I am making a fighting game AI that can predict the player's next move using a N gram predictor. Once I have the prediction, when do I use it? Do I wait until the player makes a move and then use the prediction? What about distance from the player? How do I make the use of my prediction look realistic?

  • \$\begingroup\$ What is a N gram predictor? \$\endgroup\$
    – Stephen
    Nov 14, 2013 at 13:59
  • \$\begingroup\$ It is a predictor that keeps a record of the players' moves and predict their next move based on probability. Wikipedia can explain it better than I can. en.wikipedia.org/wiki/N-gram \$\endgroup\$
    – kira
    Nov 15, 2013 at 23:03

1 Answer 1


In that type of game the time frame is an important variable to consider, because the attacks/defenses must be well synchronized to be effective. I bet that is indeed one reason you've chosen to use that kind of predictor (i.e. based on continuous sequences). Even more, the decision about taking one countermeasure must be done based on the chances of the opponent taking a particular measure, and thus eventual errors (i.e. the NPC tried to block a strike that the opponent DIDN'T perform) make the result to look more realistic. Therefore, your prediction should be performed at the NPC's own agenda and in a time-based fashion (i.e. inside the game loop, whenever possible to avoid consuming too much processing power).

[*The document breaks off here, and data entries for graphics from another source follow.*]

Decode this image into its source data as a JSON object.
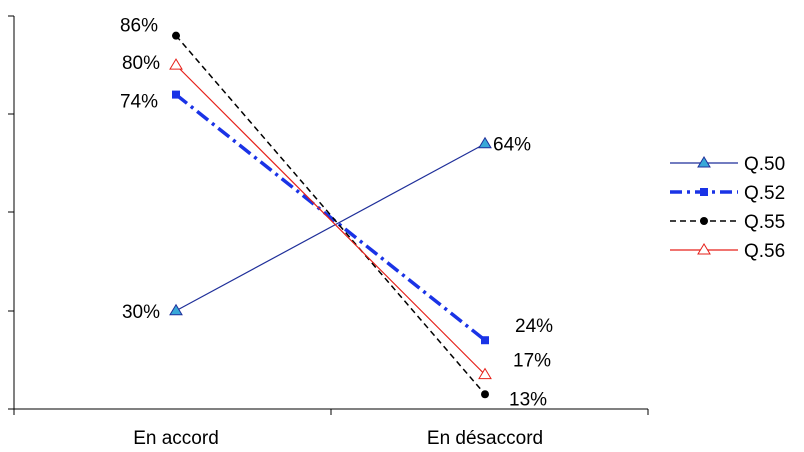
{
  "chart_data": {
    "type": "line",
    "categories": [
      "En accord",
      "En désaccord"
    ],
    "ylim": [
      10,
      90
    ],
    "grid": false,
    "legend_position": "right",
    "series": [
      {
        "name": "Q.50",
        "values": [
          30,
          64
        ],
        "value_labels": [
          "30%",
          "64%"
        ],
        "color": "#1f2f9a",
        "dash": "solid",
        "marker": "triangle",
        "marker_fill": "#38a8d8"
      },
      {
        "name": "Q.52",
        "values": [
          74,
          24
        ],
        "value_labels": [
          "74%",
          "24%"
        ],
        "color": "#1a33e6",
        "dash": "dashdot",
        "marker": "square",
        "marker_fill": "#1a33e6"
      },
      {
        "name": "Q.55",
        "values": [
          86,
          13
        ],
        "value_labels": [
          "86%",
          "13%"
        ],
        "color": "#000000",
        "dash": "dash",
        "marker": "circle",
        "marker_fill": "#000000"
      },
      {
        "name": "Q.56",
        "values": [
          80,
          17
        ],
        "value_labels": [
          "80%",
          "17%"
        ],
        "color": "#e6201a",
        "dash": "solid",
        "marker": "triangle",
        "marker_fill": "#ffffff"
      }
    ]
  }
}
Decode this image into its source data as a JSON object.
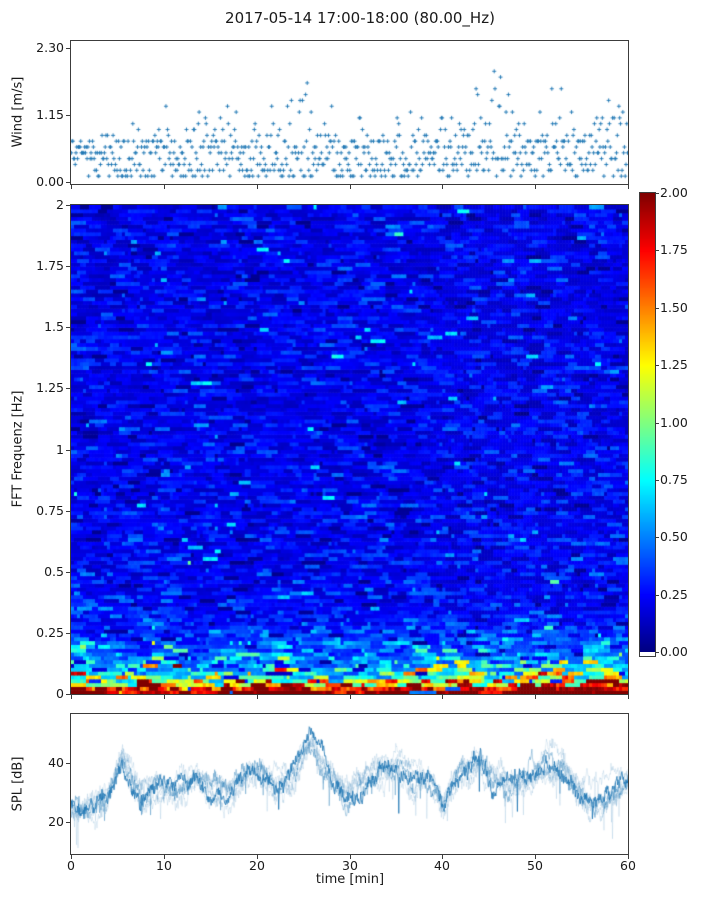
{
  "title": "2017-05-14 17:00-18:00 (80.00_Hz)",
  "xlabel": "time [min]",
  "xticks": {
    "values": [
      0,
      10,
      20,
      30,
      40,
      50,
      60
    ],
    "labels": [
      "0",
      "10",
      "20",
      "30",
      "40",
      "50",
      "60"
    ]
  },
  "colors": {
    "series_blue": "#1f77b4",
    "text": "#1a1a1a",
    "spine": "#3c3c3c"
  },
  "seed": 20170514,
  "chart_data": [
    {
      "id": "wind",
      "type": "scatter",
      "ylabel": "Wind [m/s]",
      "marker": "+",
      "color": "#1f77b4",
      "xlim": [
        0,
        60
      ],
      "ylim": [
        -0.035,
        2.42
      ],
      "yticks": {
        "values": [
          0,
          1.15,
          2.3
        ],
        "labels": [
          "0.00",
          "1.15",
          "2.30"
        ]
      },
      "sample_step_min": 0.085,
      "quantize_step_ms": 0.1,
      "base_range": [
        0.08,
        0.7
      ],
      "gust_envelope": {
        "t": [
          0,
          3,
          6,
          8,
          9.5,
          11,
          13,
          15,
          17,
          19,
          21,
          23,
          24.5,
          26,
          28,
          30,
          32,
          34,
          36,
          38,
          40,
          42,
          44,
          45.5,
          47,
          48.5,
          50,
          52,
          53.5,
          55,
          56.5,
          58,
          59.5,
          60
        ],
        "amp": [
          0.35,
          0.45,
          0.5,
          0.4,
          0.75,
          0.7,
          0.55,
          0.5,
          0.7,
          0.6,
          0.8,
          1.1,
          1.35,
          1.3,
          0.9,
          0.5,
          0.75,
          0.9,
          0.7,
          0.75,
          0.65,
          0.7,
          1.3,
          1.6,
          1.2,
          1.05,
          0.9,
          1.25,
          1.35,
          0.8,
          1.0,
          1.2,
          0.9,
          0.7
        ]
      }
    },
    {
      "id": "spectrogram",
      "type": "heatmap",
      "ylabel": "FFT Frequenz [Hz]",
      "colormap": "jet",
      "clim": [
        0,
        2
      ],
      "xlim": [
        0,
        60
      ],
      "ylim": [
        0,
        2
      ],
      "yticks": {
        "values": [
          0,
          0.25,
          0.5,
          0.75,
          1,
          1.25,
          1.5,
          1.75,
          2
        ],
        "labels": [
          "0",
          "0.25",
          "0.5",
          "0.75",
          "1",
          "1.25",
          "1.5",
          "1.75",
          "2"
        ]
      },
      "grid": {
        "rows": 128,
        "cols": 186
      },
      "freq_profile": {
        "f": [
          0,
          0.02,
          0.04,
          0.07,
          0.12,
          0.2,
          0.3,
          0.5,
          1.0,
          2.0
        ],
        "mean": [
          1.95,
          1.75,
          1.25,
          0.85,
          0.55,
          0.38,
          0.27,
          0.23,
          0.22,
          0.21
        ]
      },
      "time_modulation": {
        "t": [
          0,
          2,
          4,
          7,
          10,
          13,
          16,
          19,
          22,
          25,
          28,
          31,
          34,
          37,
          40,
          43,
          46,
          49,
          52,
          55,
          58,
          60
        ],
        "m": [
          1.3,
          1.25,
          0.9,
          0.95,
          1.1,
          0.95,
          1.0,
          1.15,
          1.3,
          1.25,
          0.9,
          1.0,
          1.1,
          1.0,
          1.2,
          1.15,
          0.95,
          1.1,
          1.25,
          1.2,
          1.3,
          1.25
        ]
      }
    },
    {
      "id": "spl",
      "type": "line",
      "ylabel": "SPL [dB]",
      "color": "#1f77b4",
      "xlim": [
        0,
        60
      ],
      "ylim": [
        9.2,
        56.6
      ],
      "yticks": {
        "values": [
          20,
          40
        ],
        "labels": [
          "20",
          "40"
        ]
      },
      "envelope": {
        "t": [
          0,
          1,
          2.5,
          4,
          5.5,
          6.5,
          7.5,
          9.5,
          11,
          12,
          13.5,
          15,
          17,
          19,
          20.5,
          22,
          23.5,
          26,
          27.5,
          29.5,
          31,
          33,
          35,
          37,
          38.5,
          40,
          42,
          44,
          45.5,
          47.5,
          49,
          51.5,
          53,
          55,
          56.5,
          58,
          59,
          60
        ],
        "spl": [
          25,
          24,
          24.5,
          30,
          43,
          36,
          28.5,
          32,
          29,
          30,
          34.5,
          30,
          30.5,
          35.5,
          36.5,
          32,
          33,
          47,
          36,
          28,
          32,
          36.5,
          38.5,
          34.5,
          35,
          27.5,
          38,
          39.5,
          34,
          30.5,
          33,
          40,
          39.5,
          30,
          28.5,
          30.5,
          32,
          35
        ]
      }
    }
  ],
  "colorbar": {
    "colormap": "jet",
    "clim": [
      0,
      2
    ],
    "tick_values": [
      2,
      1.75,
      1.5,
      1.25,
      1,
      0.75,
      0.5,
      0.25,
      0
    ],
    "tick_labels": [
      "2.00",
      "1.75",
      "1.50",
      "1.25",
      "1.00",
      "0.75",
      "0.50",
      "0.25",
      "0.00"
    ]
  }
}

Just like the "moment" to take an action, the distance between NPC and opponent and the fighter's abilities are important variables. The predictor needs to consider the minimum distance in which either (NPC or opponent) can strike a punch or a special power, and the type of action taken also depend upon that. For instance, close blows usually require blocking and ranged shots can be avoided bu jumping over or counter attacking with a similar power/weapon.

In my experience, in game domains - and depending on the complexity desired, simple state machines or decision trees are useful and usually allow to achieve very good results without consuming too much computing resources.